On Tuesday, during a board meeting for the State University System of Florida, one college official suggested women don't get equal pay because of their genetics and proposed incorporating skill negotiation into school curriculums. Edward Morton, the board member who made the suggestion, later apologized for the comment, saying it was poorly worded. Regardless, the incident proves exactly why we need to raise the next generation with awareness around these issues.

According to Politico, Morton told the board on Tuesday:

Something that we’re doing in Naples [with] some of our high school students, we’re actually talking about incorporating negotiating and negotiating skill into curriculum so that the women are given — maybe some of it is genetic, I don’t know, I’m not smart enough to know the difference — but I do know that negotiating skills can be something that can be honed, and they can improve.

Morton was right, in a way. Women are less likely than men to negotiate for higher wages. But by no means is it because women have a nice gene switched on while men are genetically inclined to be savvy negotiators. In fact, research shows that women's lack of success when it comes to negotiation is mostly due to society's reactions to their negotiations, rather than women's intrinsic ability to effectively advocate for themselves.
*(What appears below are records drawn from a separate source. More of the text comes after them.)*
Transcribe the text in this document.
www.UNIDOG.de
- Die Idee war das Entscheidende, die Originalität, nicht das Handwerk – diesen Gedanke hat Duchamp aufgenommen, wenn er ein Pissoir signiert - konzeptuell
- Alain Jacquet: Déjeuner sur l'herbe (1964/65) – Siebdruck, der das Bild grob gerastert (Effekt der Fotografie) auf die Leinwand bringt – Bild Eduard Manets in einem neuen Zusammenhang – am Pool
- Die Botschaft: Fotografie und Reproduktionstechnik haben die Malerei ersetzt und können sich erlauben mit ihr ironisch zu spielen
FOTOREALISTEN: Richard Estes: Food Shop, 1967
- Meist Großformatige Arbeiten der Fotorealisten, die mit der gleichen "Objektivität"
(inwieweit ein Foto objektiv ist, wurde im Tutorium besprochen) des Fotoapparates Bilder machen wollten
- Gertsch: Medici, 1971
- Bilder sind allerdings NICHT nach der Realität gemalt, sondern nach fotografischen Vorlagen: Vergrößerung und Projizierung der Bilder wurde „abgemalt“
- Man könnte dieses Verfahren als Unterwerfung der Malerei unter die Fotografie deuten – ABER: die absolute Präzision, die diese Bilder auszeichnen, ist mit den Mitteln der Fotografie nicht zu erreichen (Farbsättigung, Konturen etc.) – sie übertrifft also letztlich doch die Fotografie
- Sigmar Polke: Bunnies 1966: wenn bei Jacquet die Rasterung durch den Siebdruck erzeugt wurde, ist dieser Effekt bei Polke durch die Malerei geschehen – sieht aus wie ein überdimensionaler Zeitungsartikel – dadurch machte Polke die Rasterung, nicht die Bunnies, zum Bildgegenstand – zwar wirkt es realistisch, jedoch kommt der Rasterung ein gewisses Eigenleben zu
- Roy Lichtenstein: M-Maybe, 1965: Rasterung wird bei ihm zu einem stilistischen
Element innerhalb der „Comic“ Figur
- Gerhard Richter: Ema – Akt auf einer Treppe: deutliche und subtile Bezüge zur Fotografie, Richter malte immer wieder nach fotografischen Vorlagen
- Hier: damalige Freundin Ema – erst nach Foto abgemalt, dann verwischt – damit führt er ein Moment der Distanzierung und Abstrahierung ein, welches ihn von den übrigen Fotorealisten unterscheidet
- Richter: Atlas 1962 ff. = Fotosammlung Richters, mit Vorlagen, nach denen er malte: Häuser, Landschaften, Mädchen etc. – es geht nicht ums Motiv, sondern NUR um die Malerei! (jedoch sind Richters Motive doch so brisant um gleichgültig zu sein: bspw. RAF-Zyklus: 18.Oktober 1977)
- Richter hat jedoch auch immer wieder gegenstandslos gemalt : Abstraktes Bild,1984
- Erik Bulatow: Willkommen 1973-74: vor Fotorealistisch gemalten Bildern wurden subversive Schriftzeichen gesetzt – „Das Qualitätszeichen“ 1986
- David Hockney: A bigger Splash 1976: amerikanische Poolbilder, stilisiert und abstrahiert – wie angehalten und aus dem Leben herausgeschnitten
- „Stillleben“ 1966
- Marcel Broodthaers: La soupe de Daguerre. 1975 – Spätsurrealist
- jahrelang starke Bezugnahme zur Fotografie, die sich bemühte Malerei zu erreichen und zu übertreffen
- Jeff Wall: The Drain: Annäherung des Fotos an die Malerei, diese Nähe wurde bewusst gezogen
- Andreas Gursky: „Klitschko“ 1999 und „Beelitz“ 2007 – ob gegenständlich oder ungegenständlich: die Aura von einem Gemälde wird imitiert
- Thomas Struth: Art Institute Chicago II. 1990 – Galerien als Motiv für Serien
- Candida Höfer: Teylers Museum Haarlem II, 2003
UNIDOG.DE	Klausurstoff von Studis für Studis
As Harvard researcher Hannah Riley Bowles found in a 2007 study, women are socially penalized by both male and female interviewers when they initiate negotiations. "Women get a nervous feeling about negotiating for higher pay because they are intuiting — correctly — that self-advocating for higher pay would present a socially difficult situation for them — more so than for men," Bowles wrote for the Harvard Business Review in 2014.

Women receive that negative feedback because of the societal norms that we're all raised with. From babies' very first days, according to Slate, people assume smiling, happy babies are girls and that more ill-tempered babies are boys. Women in the workplace are rated as more likeable and competent when they act in more stereotypically "feminine" ways: wearing makeup, smiling, and nodding. According to the Women's National Law Center, expressing anger at work leads to increased stature at work for men, while women who do the same are penalized for losing control. We raise our kids to believe that women are nurturers who bring people together, who are gentle, who put others first, whereas men are painted as brash and confident.

Sure, men and women have slightly different levels of different hormones, but that doesn't account for the lifelong gender stereotyping that leads to, for instance, women being penalized for initializing negotiations. It's not that women are genetically just not that great at negotiating — it's that we've been raising generations of kids with outdated stereotypes.

According to The Washington Post, Morton thankfully apologized for his comments soon after the board meeting. "I chose my words poorly," he reportedly lamented in an email. "My belief is that women and men should be valued equally in the workplace."

In order to do that, we'll need to start changing the flawed idea that there's some evolutionary based gender difference that's led to how women are treated today. Instead, we should be working on ways to raise the next generation of boys and girls without passing on the stereotypes we hold today.